Jason McCabe Calacanis is an American Internet entrepreneur and blogger. His first company was part of the dot-com era in New York, and his second venture, Weblogs, Inc., a publishing company that he co-founded together with Brian Alvey, capitalized on the growth of blogs before being sold to AOL. As well as being an angel investor in various technology startups, Calacanis also keynotes industry conferences worldwide. Calacanis’s biggest success to date is Weblogs, Inc. which got sold to AOL in 2005. Before forming Weblogs, Inc., Calacanis was founder,CEO of Rising Tide Studios, a media company that published print and online publications. Amongst them was the Silicon Alley Reporter, a monthly paper that featured New York’s Internet, Web and new media industries. During the dot-com boom, Calacanis was active in New York’s Silicon Alley community and in 1996 began producing a publication known as the Silicon Alley Reporter. Originally a 16-page photocopied newsletter, as its popularity grew it expanded into a 300-page magazine, with a sister publication called the Digital Coast Reporter for the West Coast. Calacanis’s tireless socializing earned him a nickname as the “yearbook editor” of the Silicon Alley community. The company organized as well conferences in New York, Los Angeles and San Francisco on the same focus on the Internet/web/New Media. With the end of the Dot-com bubble, Silicon Alley Reporter failed. The company’s flagship publication was folded and the company was sold out of bankruptcy to a private equity firm.

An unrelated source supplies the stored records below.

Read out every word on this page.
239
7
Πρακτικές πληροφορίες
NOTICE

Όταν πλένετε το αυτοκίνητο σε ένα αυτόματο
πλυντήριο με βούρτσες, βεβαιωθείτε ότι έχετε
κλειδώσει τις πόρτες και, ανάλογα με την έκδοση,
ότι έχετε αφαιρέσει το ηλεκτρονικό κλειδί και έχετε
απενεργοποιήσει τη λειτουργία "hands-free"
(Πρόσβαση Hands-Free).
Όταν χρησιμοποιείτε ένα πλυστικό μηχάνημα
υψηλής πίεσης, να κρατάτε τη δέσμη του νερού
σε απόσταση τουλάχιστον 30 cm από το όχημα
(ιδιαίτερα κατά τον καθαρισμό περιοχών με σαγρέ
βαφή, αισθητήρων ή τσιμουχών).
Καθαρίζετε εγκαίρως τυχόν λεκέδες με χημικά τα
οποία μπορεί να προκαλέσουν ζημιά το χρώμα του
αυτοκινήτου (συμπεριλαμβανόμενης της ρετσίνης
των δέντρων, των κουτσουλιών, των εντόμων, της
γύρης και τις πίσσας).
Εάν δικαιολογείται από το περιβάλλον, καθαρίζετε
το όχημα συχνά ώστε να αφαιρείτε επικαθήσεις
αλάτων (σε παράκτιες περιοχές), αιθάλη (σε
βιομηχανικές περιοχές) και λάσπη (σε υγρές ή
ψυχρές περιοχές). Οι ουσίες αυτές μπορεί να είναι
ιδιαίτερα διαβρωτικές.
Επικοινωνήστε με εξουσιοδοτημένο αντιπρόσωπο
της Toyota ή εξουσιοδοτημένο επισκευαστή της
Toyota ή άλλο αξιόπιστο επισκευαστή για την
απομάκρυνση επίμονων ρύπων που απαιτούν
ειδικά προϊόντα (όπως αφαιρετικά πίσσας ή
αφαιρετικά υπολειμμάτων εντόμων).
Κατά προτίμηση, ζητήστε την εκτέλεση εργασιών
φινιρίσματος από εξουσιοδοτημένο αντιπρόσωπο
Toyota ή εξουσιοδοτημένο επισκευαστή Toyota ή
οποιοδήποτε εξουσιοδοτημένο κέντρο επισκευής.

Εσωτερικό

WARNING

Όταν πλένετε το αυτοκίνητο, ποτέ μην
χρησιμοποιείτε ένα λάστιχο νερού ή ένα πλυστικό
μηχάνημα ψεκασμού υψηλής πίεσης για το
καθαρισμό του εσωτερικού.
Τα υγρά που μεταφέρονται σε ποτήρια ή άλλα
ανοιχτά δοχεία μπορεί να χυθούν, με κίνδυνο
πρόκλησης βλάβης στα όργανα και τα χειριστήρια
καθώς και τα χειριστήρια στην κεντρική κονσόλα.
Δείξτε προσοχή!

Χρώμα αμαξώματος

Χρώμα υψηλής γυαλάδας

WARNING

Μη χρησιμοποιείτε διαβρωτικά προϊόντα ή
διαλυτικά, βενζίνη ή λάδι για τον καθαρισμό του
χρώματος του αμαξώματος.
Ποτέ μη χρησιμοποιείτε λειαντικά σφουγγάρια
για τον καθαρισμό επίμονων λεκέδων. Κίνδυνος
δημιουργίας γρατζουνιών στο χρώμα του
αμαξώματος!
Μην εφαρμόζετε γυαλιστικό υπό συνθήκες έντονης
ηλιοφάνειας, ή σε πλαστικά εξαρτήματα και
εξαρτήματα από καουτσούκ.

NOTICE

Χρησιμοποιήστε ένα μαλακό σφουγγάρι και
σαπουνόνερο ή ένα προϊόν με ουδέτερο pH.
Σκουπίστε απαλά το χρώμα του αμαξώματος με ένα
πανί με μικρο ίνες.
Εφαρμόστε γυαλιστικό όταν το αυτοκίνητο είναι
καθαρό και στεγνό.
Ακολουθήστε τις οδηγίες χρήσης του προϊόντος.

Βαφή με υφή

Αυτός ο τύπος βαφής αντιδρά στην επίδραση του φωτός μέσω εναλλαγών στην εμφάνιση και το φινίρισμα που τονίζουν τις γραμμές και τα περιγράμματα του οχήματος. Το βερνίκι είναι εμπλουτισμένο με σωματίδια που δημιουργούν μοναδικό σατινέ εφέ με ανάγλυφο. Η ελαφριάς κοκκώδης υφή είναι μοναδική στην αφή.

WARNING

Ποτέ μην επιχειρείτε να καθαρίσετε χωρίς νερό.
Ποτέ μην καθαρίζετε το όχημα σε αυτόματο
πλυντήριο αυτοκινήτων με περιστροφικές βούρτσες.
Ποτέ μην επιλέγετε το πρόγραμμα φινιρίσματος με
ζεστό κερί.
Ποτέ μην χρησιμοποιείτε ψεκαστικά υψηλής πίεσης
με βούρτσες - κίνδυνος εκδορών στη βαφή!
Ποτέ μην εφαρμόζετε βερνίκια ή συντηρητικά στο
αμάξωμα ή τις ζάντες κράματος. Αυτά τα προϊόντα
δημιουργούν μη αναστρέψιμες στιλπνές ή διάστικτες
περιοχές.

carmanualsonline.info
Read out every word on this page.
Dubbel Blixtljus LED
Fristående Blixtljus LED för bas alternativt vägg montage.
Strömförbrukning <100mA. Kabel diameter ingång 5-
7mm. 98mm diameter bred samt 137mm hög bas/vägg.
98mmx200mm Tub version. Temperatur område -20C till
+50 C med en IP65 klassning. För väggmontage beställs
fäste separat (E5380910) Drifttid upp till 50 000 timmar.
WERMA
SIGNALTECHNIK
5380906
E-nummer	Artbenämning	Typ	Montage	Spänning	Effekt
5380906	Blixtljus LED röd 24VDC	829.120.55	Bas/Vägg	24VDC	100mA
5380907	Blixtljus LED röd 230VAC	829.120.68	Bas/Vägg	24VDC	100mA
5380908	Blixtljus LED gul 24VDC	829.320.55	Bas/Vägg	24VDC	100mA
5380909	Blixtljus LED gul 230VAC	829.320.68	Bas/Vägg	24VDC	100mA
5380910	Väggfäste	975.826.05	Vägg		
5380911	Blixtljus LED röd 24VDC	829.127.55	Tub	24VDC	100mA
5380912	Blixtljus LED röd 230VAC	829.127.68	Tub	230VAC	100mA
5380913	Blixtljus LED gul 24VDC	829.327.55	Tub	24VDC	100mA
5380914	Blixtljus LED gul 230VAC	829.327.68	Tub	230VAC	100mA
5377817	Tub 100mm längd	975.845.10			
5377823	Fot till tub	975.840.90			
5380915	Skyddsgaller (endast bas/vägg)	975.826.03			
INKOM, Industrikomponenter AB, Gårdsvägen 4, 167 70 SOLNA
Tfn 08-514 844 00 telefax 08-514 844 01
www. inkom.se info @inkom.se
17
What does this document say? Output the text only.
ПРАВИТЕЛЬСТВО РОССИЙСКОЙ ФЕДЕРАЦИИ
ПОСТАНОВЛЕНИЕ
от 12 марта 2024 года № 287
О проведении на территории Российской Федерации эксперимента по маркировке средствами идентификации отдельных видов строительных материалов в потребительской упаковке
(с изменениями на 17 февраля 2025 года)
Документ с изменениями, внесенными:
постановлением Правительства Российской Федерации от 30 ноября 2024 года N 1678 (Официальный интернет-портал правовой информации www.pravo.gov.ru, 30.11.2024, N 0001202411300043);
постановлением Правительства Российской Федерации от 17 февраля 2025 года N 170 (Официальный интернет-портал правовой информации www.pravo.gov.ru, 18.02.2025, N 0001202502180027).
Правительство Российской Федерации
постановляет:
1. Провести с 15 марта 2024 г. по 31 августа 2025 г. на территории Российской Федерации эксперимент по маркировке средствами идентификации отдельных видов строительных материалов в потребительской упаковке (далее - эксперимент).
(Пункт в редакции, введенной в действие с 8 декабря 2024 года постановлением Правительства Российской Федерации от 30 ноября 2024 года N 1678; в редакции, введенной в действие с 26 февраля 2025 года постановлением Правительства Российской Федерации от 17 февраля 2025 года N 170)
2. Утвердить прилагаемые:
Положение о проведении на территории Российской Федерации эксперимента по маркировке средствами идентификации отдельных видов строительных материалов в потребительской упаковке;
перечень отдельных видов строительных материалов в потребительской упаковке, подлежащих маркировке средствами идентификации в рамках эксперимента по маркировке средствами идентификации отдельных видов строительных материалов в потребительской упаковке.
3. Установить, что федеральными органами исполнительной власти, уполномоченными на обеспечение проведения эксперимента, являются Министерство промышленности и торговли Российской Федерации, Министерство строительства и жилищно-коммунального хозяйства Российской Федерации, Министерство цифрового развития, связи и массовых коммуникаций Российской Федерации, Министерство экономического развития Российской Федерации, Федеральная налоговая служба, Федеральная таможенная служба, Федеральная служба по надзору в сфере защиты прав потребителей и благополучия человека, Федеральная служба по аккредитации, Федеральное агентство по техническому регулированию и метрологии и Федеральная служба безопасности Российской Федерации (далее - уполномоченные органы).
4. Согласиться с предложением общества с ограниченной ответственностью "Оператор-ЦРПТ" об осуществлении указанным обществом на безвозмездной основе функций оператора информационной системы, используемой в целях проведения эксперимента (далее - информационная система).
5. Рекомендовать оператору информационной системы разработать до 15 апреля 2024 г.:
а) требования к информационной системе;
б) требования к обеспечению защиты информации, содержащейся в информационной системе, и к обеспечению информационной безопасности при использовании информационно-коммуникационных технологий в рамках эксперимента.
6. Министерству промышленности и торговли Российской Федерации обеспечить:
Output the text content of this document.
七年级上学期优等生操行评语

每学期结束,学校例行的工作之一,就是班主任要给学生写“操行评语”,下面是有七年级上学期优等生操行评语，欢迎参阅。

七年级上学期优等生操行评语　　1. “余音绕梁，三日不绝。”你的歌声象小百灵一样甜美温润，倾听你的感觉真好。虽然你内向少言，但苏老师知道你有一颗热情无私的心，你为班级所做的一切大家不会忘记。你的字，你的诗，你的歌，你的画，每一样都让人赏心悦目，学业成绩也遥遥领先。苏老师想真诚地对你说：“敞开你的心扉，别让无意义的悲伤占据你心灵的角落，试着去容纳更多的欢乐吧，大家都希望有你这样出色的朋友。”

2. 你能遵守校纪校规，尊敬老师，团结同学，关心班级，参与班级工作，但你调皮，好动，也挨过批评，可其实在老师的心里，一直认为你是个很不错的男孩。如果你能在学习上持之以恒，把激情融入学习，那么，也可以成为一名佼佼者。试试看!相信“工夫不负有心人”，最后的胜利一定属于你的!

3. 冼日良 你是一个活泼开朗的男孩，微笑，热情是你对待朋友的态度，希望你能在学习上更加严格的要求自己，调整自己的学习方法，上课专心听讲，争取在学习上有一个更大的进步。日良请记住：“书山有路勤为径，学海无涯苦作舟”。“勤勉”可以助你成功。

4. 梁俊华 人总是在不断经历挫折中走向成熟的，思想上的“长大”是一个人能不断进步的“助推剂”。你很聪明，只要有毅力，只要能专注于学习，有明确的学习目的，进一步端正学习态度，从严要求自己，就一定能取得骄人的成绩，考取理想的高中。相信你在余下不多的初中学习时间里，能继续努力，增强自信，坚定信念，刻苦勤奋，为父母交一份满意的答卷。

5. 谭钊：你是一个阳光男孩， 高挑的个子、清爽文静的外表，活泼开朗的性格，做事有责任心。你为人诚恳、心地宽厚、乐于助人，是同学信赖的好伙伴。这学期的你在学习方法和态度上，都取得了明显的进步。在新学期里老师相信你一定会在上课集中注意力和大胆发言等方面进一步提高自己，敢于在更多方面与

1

Merlin Dean Mann III is a writer and blogger best known as the founder of and writer behind 43 Folders, a blog about “ﬁnding the time and attention to do your best creative work.” On August 18, 2009, Mann announced that he was writing a book titled Inbox Zero, which will be “about how to reclaim your email, your attention, and your life.” As of November 2011, the book has an Amazon.com launch date of February 21, 2012. He has since spoken about the book on MacBreak Weekly 154 and launched the Inbox Zero Tumblr, where he documents the book’s progress. April 22, 2011 Mr. Mann announced that he had quit his book project. Mann also writes for his personal blog, Kung Fu Grippe. In the past, Mann has written articles for the magazines Macworld, Make, and Popular Science.